Thursday, November 3, 2011

My Day Part 2 - Success

Yesterday I wrote about my pretty shitty day , and I’ve gotten a fair number of responses – which is kinda cool. This has been my answer: wait for part 2. Because while part 1 is about how overwhelming life can be raising kids alone on few resources, part 2 is the very secure knowledge that I can. That is to say, I am able to.

This is what I did after I wrote my piece yesterday: I helped my kids study for their spelling bee.

This may seem like a small thing, but it is an incredibly important building block. One of my daughters (yeah, the one who got her baby tooth capped yesterday) is – despite the fact that she’s very smart and very capable – very afraid of failure. She’s never failed. Therefore, she’s never really succeeded. She avoids competition, because she might lose. The spelling bee is a competition she is more likely to win, or at least do well in. It took me five days and a potentially expensive bribe to get her to agree.

But it’s worth it. Because the prize at the end of this is not winning a trophy or getting some refurbished electronic toy. The prize at the end of this is knowing that she can reach beyond her limits, and in doing so perhaps begin to discover something about herself she didn’t already know.

We talked a lot about that idea this past summer, as we watched “So You Think You Can Dance.” Yes, the dancers are marvelous. Yes, the choreography is (mostly) beautiful and intriguing. Yes, my daughters love dance. But what I kept pointing out was how much the dancers were changing as the competition wore on – how much they’d grown both as artists and as people. Each one of those dancers was continually asked to do something he or she didn’t think they could do. And then they did it anyway. And they did it well. You could see the confidence growing as if it were a material thing.

I’ve experienced that kind of growth. Yes, I, like my daughter, have passed things up because I didn’t think I was good enough or I didn’t want to fail – only to curse myself later. But I’ve also waded in – gotten up on that stage, sent in that story, came out, fell in love, had my heart torn apart. I started a business because I had to. I wrestled with the challenges as they came up. And I have succeeded way beyond what I had dreamed – even though I’m not rich by society’s definition.

I have learned tremendously through my failures and challenges. I am incredibly capable. I have that confidence. I want my daughters to have that confidence, too.

Now, being me, I can’t simply stop at my daughters.
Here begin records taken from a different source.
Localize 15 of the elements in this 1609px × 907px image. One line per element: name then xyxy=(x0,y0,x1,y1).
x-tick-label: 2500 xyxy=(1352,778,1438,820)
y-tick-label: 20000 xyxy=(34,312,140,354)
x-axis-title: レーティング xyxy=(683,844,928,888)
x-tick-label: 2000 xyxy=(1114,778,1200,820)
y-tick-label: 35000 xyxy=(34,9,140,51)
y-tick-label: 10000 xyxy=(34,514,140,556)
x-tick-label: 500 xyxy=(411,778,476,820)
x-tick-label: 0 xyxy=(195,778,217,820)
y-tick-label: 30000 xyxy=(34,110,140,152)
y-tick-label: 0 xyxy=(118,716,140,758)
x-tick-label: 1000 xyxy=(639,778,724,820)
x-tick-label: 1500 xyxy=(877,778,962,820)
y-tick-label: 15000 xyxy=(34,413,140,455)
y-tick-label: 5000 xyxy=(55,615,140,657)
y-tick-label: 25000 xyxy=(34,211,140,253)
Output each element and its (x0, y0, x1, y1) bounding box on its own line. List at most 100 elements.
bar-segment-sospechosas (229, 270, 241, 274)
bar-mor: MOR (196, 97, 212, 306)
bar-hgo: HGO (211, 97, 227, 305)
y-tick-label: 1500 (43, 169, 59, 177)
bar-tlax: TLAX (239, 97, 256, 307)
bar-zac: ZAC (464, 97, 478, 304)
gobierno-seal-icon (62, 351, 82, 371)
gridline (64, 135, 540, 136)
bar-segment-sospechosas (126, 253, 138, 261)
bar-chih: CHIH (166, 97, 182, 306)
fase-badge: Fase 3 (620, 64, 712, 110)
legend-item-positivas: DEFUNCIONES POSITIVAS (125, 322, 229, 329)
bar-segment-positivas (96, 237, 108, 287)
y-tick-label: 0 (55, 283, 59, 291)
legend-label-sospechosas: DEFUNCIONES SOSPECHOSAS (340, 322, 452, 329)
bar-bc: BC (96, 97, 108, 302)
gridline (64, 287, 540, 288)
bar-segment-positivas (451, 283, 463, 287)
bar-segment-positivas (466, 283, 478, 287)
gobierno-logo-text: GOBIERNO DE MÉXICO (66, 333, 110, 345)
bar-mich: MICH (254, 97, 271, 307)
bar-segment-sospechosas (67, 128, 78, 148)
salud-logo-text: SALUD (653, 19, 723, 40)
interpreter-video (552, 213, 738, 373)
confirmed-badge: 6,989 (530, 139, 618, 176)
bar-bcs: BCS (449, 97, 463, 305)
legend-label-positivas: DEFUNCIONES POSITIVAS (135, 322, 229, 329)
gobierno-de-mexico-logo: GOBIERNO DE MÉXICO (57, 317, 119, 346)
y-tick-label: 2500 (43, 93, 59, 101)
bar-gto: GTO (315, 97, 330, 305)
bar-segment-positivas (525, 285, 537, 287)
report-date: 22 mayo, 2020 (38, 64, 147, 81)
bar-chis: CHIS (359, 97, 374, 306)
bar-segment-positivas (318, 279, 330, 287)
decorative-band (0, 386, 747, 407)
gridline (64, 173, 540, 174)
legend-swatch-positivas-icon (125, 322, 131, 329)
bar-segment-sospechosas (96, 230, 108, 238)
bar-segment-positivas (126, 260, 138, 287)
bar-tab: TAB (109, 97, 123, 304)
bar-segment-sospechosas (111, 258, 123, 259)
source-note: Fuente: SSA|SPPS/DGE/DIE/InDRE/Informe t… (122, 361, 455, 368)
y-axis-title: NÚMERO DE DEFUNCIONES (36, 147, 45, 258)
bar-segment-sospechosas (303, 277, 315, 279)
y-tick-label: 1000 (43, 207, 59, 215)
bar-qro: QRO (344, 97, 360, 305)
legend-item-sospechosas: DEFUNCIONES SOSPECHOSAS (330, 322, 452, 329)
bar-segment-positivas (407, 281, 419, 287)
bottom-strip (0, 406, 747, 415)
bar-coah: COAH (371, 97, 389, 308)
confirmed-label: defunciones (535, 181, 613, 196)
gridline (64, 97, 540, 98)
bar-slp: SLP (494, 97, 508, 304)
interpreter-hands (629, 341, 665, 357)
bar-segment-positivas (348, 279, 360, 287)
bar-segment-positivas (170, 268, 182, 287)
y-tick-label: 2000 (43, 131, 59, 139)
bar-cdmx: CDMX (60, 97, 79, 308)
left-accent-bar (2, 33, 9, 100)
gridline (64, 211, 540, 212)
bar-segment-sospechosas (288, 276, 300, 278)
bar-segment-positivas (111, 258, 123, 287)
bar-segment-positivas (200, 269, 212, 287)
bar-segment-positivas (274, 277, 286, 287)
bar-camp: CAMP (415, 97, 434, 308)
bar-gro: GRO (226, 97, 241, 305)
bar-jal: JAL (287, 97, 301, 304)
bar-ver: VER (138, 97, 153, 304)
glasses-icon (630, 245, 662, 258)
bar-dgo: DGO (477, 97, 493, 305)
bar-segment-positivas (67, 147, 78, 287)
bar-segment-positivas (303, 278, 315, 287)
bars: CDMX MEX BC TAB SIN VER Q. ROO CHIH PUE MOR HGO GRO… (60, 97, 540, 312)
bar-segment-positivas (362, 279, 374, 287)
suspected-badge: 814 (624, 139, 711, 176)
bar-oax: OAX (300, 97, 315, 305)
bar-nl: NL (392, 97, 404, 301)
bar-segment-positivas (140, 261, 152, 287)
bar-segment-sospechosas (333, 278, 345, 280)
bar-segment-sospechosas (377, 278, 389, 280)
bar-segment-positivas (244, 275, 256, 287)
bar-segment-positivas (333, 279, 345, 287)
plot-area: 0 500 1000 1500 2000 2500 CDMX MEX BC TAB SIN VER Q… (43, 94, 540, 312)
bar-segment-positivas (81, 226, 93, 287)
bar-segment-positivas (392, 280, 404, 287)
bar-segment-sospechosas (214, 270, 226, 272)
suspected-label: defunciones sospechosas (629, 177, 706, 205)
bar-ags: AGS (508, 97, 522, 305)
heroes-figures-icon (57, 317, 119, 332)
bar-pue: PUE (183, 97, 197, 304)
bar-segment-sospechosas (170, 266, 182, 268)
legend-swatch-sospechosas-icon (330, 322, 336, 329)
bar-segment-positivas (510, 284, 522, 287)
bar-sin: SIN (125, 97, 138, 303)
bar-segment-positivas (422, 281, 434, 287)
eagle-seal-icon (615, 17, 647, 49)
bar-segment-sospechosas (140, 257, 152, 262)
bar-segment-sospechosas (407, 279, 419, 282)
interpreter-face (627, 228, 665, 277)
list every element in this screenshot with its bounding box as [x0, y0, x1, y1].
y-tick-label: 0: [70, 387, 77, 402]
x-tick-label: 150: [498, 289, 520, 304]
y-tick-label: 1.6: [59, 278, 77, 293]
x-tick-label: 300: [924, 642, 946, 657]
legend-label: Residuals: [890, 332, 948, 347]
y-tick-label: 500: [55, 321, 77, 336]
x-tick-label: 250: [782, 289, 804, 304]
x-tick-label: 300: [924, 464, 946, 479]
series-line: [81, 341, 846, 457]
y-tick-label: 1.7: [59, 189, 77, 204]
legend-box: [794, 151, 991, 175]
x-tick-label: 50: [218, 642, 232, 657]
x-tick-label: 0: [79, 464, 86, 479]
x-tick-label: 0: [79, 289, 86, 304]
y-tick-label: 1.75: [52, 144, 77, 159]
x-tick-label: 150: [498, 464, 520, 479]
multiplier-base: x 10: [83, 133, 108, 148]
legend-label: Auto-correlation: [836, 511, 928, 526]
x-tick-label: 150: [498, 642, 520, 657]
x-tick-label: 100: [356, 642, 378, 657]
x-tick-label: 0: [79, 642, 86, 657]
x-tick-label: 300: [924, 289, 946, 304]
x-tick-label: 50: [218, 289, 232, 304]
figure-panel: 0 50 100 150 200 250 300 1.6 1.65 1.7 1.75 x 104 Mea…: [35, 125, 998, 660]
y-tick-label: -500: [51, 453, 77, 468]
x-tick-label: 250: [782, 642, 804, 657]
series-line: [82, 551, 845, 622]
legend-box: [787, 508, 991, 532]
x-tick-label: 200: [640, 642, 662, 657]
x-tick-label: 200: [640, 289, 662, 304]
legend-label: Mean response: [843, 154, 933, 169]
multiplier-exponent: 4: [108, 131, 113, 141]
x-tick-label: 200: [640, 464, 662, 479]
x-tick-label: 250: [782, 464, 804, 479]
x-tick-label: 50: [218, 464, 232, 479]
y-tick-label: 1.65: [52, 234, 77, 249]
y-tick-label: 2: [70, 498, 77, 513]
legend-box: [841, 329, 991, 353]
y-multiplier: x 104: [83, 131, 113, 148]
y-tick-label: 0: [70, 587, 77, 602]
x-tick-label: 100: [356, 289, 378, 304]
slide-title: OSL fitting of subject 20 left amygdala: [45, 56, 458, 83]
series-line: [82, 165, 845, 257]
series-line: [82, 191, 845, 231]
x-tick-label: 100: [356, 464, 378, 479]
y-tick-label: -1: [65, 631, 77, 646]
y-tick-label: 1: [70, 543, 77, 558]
Every day, as I have to juggle more and more balls simply because of my marital and economic circumstances, I think of the people in the same sorts of situations who grew up without ever learning the exhilaration of succeeding beyond their dreams, who have never gained that confidence. I think of people who really have no dreams.

This is what kills me when I hear people saying that the poor are poor because they choose to be. That statement lacks realization that being poor means you have many more hoops to jump through – to arrange child care for your first AND second jobs; to get to the grocery store in between and schedule (if not cook) meals; to help your kids with life and homework; to keep the gas or electricity on. And to deal with the ever-present mortification, that whisper of “you’re worthless, you’re worthless,” every time you have to ask for help, or every time your lights get turned off because the electricity money went to repair your car so you could get to work - or every time you see your children give up. Being poor and single with kids is a constant challenge.

What happens to the people who never learned as kids or young adults to overcome challenges? What happens to the people who never gained that confidence? What do we do with a whole swath of the population that simply doesn’t know HOW to succeed, and who don’t have a hope of having a hope?

That’s a lot of what it means to be poor in this country. It’s not that people don’t choose to start a business, or get their PhD. It’s that those things are not even on their radar screens. Or if they are, the rest of their life is so overwhelming they simply can’t reach it.

Yes, we hear success stories – of some kid who grew up poor and ended up becoming a Supreme Court justice or an astronaut. But there’s an element in those stories that is always the same. There's always someone in the story who demanded more than societal expectations. There’s always somebody who taught them how to dream.

Despite those stories, there are people in this country who are so overwhelmed by what it takes just to get through one day that they have no hope of ever conquering it. They have no hope of making it better. They don’t know that they can.

So, every day I deal with those balls. And I look my daughters in the eye and I tell them they’re gonna enter the fuckin’ spelling bee whether they want to or not. And I go to work and I focus on making something wonderful. I focus on the future.

Because I can.

1 comment:

  1. Yes, yes we can!! You got it (and I knew you had a second, an uplifting post coming), one day at a time and the next day is another day. When we have such love (the best kind, from our children) to sustain us, we may at times feel the weight of the world on our shoulders, but we are always the luckiest people on earth! About a year ago, my now 4-year old son told me he did not want to see me cry any more (it happened every time I had to turn him over to his other mom) and I did just that. I only focus on the future, fickle as it seems. Only on what can be.